6 DEET Mosquito Repellent
DEET, the chemical commonly used in mosquito repellents, is notoriously unhealthy. The U.S. Agency for Toxic Substances and Disease Registry released a report on the dangers of DEET, which included dermal and neurological effects; however, these cases, according to Popular Science, are very rare. The reality is that mosquitos are abundant in humid Southeast Asian countries, and they sometimes carry malaria and dengue. Westerners are advised to take malaria tablets such as Doxycycline, but the best way to prevent disease is to not get bitten. In Southeast Asia, insect repellent is a must and DEET is the go-to.
Traveling in Southeast Asia means you will frequently be separated from your luggage. On bus journeys, packs are kept underneath the bus, in a section that is regularly opened and accessed by locals throughout the trip—often times while you're sleeping.
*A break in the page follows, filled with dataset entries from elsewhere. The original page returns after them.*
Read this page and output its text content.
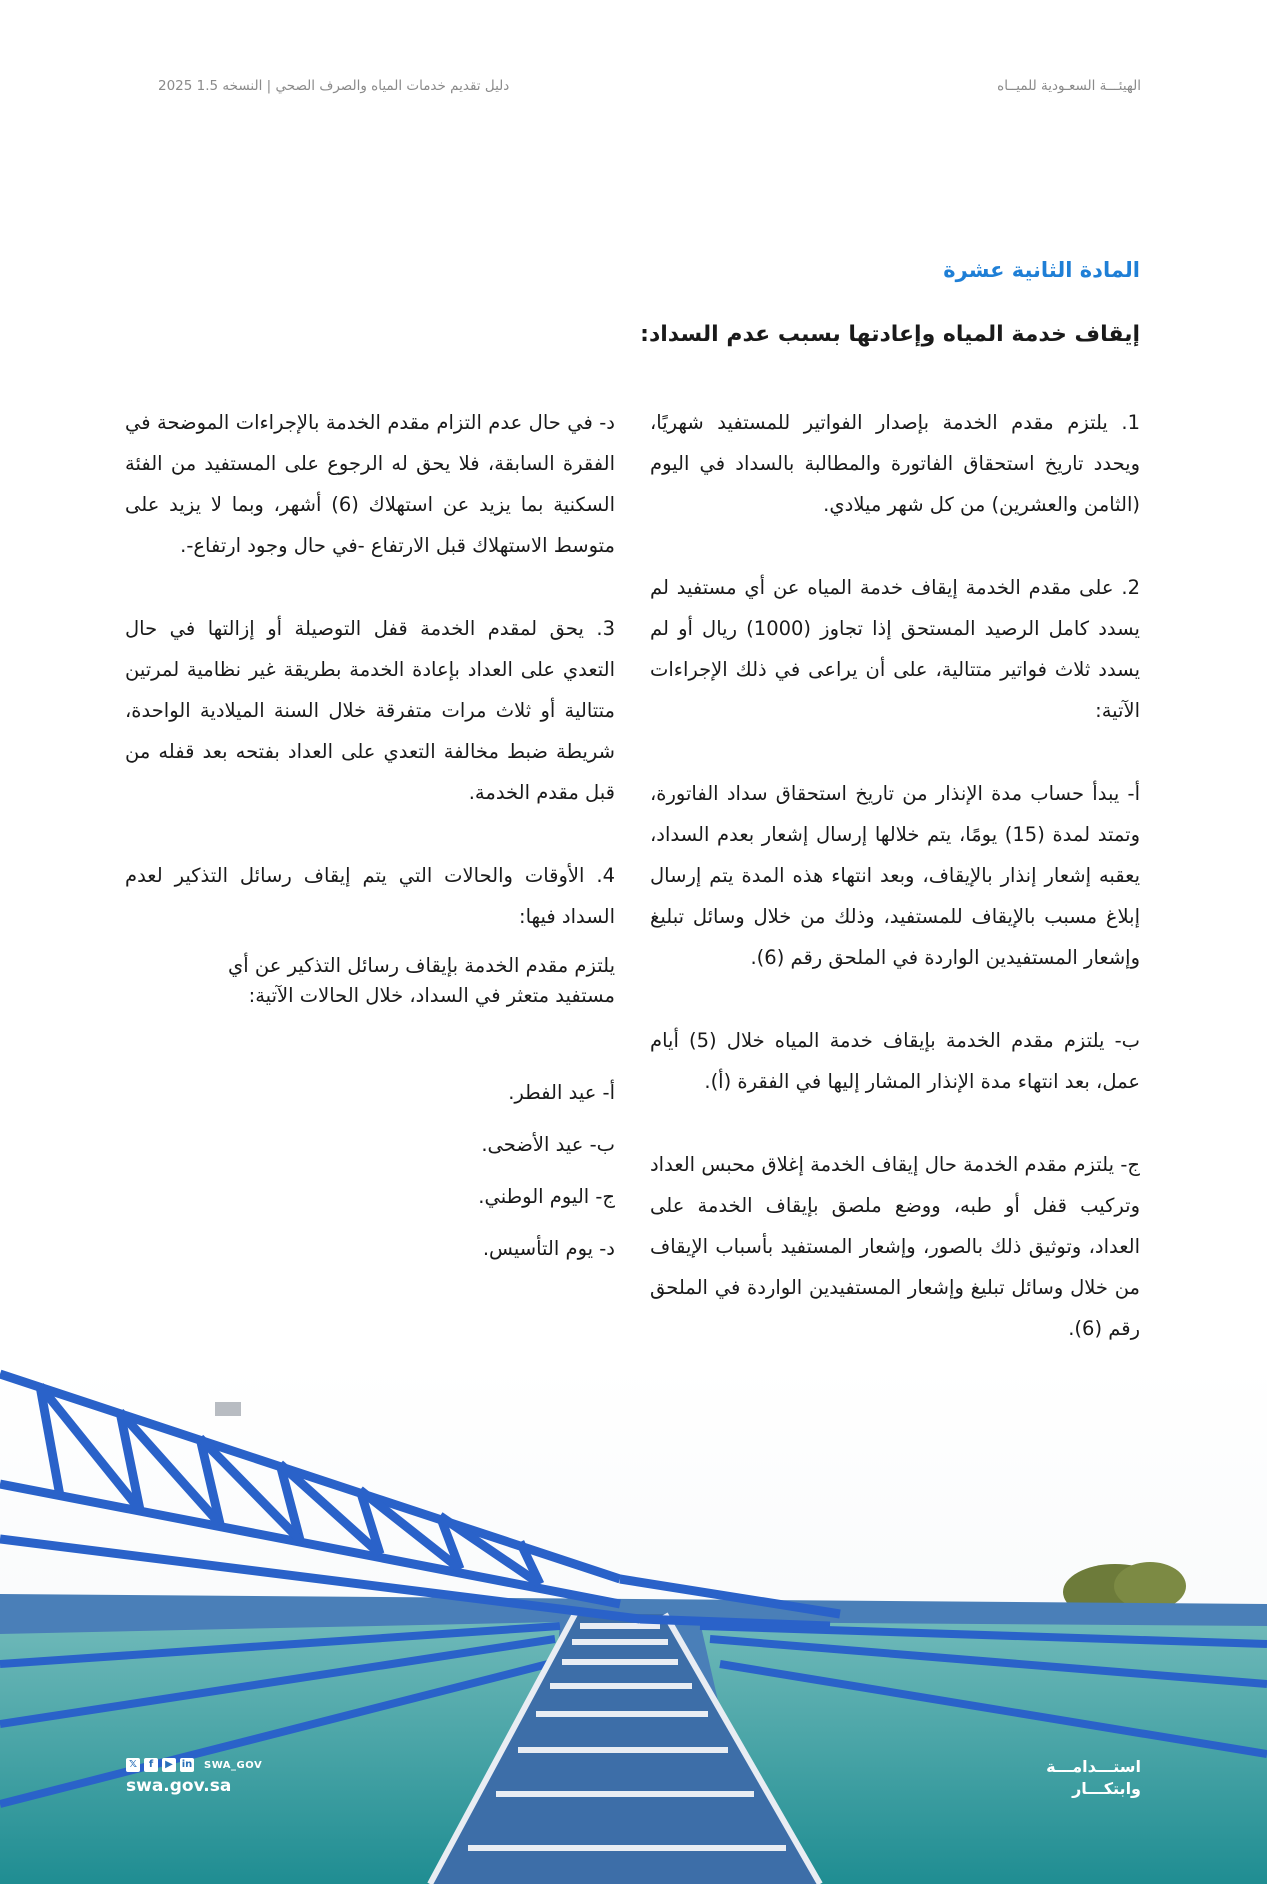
الهيئـــة السعـودية للميــاه
دليل تقديم خدمات المياه والصرف الصحي | النسخه 1.5 2025
المادة الثانية عشرة
إيقاف خدمة المياه وإعادتها بسبب عدم السداد:

1. يلتزم مقدم الخدمة بإصدار الفواتير للمستفيد شهريًا، ويحدد تاريخ استحقاق الفاتورة والمطالبة بالسداد في اليوم (الثامن والعشرين) من كل شهر ميلادي.

2. على مقدم الخدمة إيقاف خدمة المياه عن أي مستفيد لم يسدد كامل الرصيد المستحق إذا تجاوز (1000) ريال أو لم يسدد ثلاث فواتير متتالية، على أن يراعى في ذلك الإجراءات الآتية:

أ- يبدأ حساب مدة الإنذار من تاريخ استحقاق سداد الفاتورة، وتمتد لمدة (15) يومًا، يتم خلالها إرسال إشعار بعدم السداد، يعقبه إشعار إنذار بالإيقاف، وبعد انتهاء هذه المدة يتم إرسال إبلاغ مسبب بالإيقاف للمستفيد، وذلك من خلال وسائل تبليغ وإشعار المستفيدين الواردة في الملحق رقم (6).

ب- يلتزم مقدم الخدمة بإيقاف خدمة المياه خلال (5) أيام عمل، بعد انتهاء مدة الإنذار المشار إليها في الفقرة (أ).

ج- يلتزم مقدم الخدمة حال إيقاف الخدمة إغلاق محبس العداد وتركيب قفل أو طبه، ووضع ملصق بإيقاف الخدمة على العداد، وتوثيق ذلك بالصور، وإشعار المستفيد بأسباب الإيقاف من خلال وسائل تبليغ وإشعار المستفيدين الواردة في الملحق رقم (6).

د- في حال عدم التزام مقدم الخدمة بالإجراءات الموضحة في الفقرة السابقة، فلا يحق له الرجوع على المستفيد من الفئة السكنية بما يزيد عن استهلاك (6) أشهر، وبما لا يزيد على متوسط الاستهلاك قبل الارتفاع -في حال وجود ارتفاع-.

3. يحق لمقدم الخدمة قفل التوصيلة أو إزالتها في حال التعدي على العداد بإعادة الخدمة بطريقة غير نظامية لمرتين متتالية أو ثلاث مرات متفرقة خلال السنة الميلادية الواحدة، شريطة ضبط مخالفة التعدي على العداد بفتحه بعد قفله من قبل مقدم الخدمة.

4. الأوقات والحالات التي يتم إيقاف رسائل التذكير لعدم السداد فيها:

يلتزم مقدم الخدمة بإيقاف رسائل التذكير عن أي مستفيد متعثر في السداد، خلال الحالات الآتية:

أ- عيد الفطر.
ب- عيد الأضحى.
ج- اليوم الوطني.
د- يوم التأسيس.
𝕏	f	▶ in SWA_GOV
swa.gov.sa
استـــدامـــة
وابتكـــار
There will also be days when you're between hostels and need to keep your bag in a—sometimes unlocked—luggage room with dozens of other bags. In these cases, padlocking your pack is the best way to prevent people from getting into it or snatching it altogether. Locks are also useful for hiding away your valuables in hostel lockers while you're out or sleeping.
Bandanas are the modern-day version of an old-school, multi-purpose handkerchief. They can be used to keep hair out of your face, control sweatiness on hot days (most days), as a reusable washcloth, and, occasionally, to style up drab travel clothes. Tie it around your neck, wear it as a headband, or keep it tucked away in your bag. Put it over your eyes when you need a nap on the bus or use it as a mask to cover your face on motorbike rides. If you have a generic-looking pack, you can attach a bandana to the outside to make it more identifiable in the airport baggage claim.
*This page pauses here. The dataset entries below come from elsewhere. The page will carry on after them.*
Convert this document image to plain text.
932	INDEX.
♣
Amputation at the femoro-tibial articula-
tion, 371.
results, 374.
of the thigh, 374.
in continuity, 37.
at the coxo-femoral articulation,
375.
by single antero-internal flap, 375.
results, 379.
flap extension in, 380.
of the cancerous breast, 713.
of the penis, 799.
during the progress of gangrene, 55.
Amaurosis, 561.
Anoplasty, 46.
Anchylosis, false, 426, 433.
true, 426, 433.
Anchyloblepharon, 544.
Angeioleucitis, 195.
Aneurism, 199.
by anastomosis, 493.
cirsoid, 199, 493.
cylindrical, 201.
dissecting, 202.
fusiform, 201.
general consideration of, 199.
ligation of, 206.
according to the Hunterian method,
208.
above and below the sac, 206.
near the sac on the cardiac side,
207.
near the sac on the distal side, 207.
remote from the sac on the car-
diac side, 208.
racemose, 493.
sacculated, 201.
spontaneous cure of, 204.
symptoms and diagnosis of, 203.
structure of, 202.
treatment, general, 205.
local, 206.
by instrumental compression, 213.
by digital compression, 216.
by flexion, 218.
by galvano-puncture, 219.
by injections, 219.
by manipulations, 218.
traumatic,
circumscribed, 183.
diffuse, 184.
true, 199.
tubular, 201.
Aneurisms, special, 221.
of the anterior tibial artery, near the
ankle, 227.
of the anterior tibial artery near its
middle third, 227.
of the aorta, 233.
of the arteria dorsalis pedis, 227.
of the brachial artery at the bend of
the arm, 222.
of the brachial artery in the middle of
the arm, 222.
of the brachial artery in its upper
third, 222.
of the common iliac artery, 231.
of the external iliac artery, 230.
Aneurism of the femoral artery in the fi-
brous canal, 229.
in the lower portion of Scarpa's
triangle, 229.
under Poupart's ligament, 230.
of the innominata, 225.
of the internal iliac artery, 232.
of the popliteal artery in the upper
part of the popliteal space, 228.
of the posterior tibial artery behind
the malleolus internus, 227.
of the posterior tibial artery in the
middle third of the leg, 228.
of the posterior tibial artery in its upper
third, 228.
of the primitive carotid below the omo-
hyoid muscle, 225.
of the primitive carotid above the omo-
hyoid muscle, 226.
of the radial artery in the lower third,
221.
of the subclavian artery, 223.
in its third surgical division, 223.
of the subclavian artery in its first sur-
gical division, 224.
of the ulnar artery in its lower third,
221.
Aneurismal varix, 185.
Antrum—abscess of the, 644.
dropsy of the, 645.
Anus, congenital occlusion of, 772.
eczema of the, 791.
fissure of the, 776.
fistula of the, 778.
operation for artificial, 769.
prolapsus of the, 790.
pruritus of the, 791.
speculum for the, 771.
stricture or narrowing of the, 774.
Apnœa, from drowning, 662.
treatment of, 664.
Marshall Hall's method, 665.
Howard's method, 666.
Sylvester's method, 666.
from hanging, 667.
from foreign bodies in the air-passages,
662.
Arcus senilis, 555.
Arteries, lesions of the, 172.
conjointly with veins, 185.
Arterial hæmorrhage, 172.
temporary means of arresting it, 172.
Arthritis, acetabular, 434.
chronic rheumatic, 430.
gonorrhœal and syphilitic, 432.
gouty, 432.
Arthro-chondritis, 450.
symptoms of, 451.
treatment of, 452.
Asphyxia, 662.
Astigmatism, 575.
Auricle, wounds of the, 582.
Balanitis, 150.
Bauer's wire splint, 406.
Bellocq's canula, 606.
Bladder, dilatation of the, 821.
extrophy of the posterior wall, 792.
3 Waterproof Backpack Cover
Many travel backpacks come with rain covers, but sometimes you need to buy your own. In Southeast Asia, especially during the wet summer months, you will almost definitely get stuck in the rain. Nobody wants a pack full of wet clothes or, even worse, wet technology, so it's important to keep the pack protected with a waterproof cover. Sometimes, even if it isn't raining, the undercarriage of the bus or boat where your pack is being stored is wet, so many travelers use their rain covers during those travel days, too.
Sometimes you'll hit it off with a hostel dorm-mate, spend the day together, then go to sleep and realize your new friend is a loud snorer. If you're hostel hopping, it's inevitable that you'll be sharing rooms with snorers and drunk travelers who make a ruckus at 3 a.m. Sometimes you won't be sleeping in a bed at all, but rather in the seat of a noisy bus, a plane, or a train. Earplugs are a must if you expect to get any sleep, and an eye mask is a bonus if you're bold enough to wear one.
1 American Dollars
Many Southeast Asian countries take U.S. dollars, Frommer's says, especially in hostels and hotels. In fact, on the borders of Laos, Cambodia, and Vietnam, the stamping fee is charged in American currency even for non-Americans. It's cheaper to take cash out in the U.S. and travel with it—not too much, of course, in case it gets lost or stolen—than to exchange the local currency for U.S. dollars in foreign countries. In Vietnam and Cambodia, specifically, American cash "is king," USA Today says.